The priests of Delphi raised their hands in dismay. “How can we solve this troublesome problem? Turms is not even a Greek name. But he cannot be an orphan, for he would not have been sent from Sybaris to safety. The four hundred families of that city were well aware of what they did. Many barbarians lived there to acquire Greek culture, but if the boy were a barbarian, why was he sent to Miletus instead of to his home?”
My self-esteem prompted me to say, “Look closely at me. Is my face that of a barbarian?”
The four old men with the divine bands of the gods around their heads studied me. “How should we know?” they asked. “Your clothes are Ionian, your education Greek. There are as many faces as there are people. An alien is not recognized by his face but by his clothes, hair, beard and speech.”
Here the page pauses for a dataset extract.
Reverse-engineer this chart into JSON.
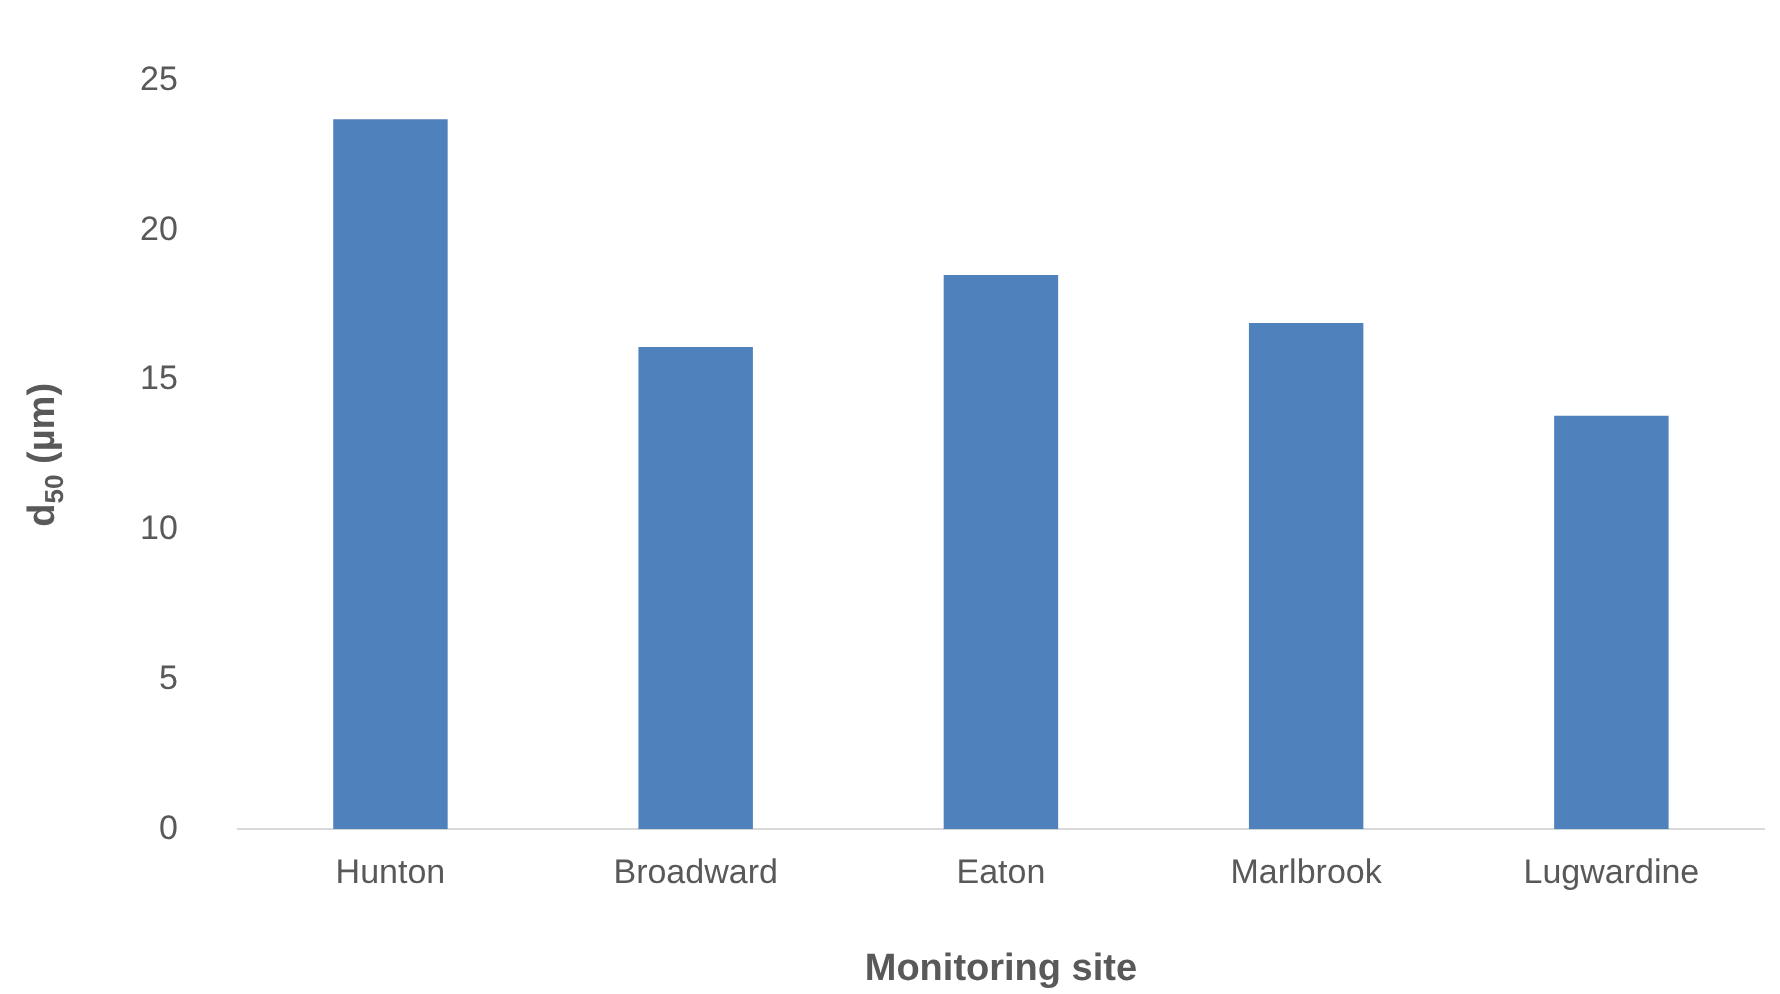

As they watched me they began to blink. Then they averted their eyes and glanced uneasily at one another, for a divine fever had permeated me after my fasting and purging, and a divine light glowed in my eyes. At that moment I saw through those four old men. So jaded were they by their knowledge that they no longer had faith in them’ selves. Something in me was more powerful than they. Something in me knew more.
Winter was near and soon the god would depart for the farthest north, for the land of lakes and swans, and Delphi would be left to Dionysus. Storms raged at sea, ships sought harbors, pilgrims no longer came to Delphi. The elders yearned for peace, shunned decisions, and looked forward only to the warmth of the braziers and the smoky drowsiness of winter.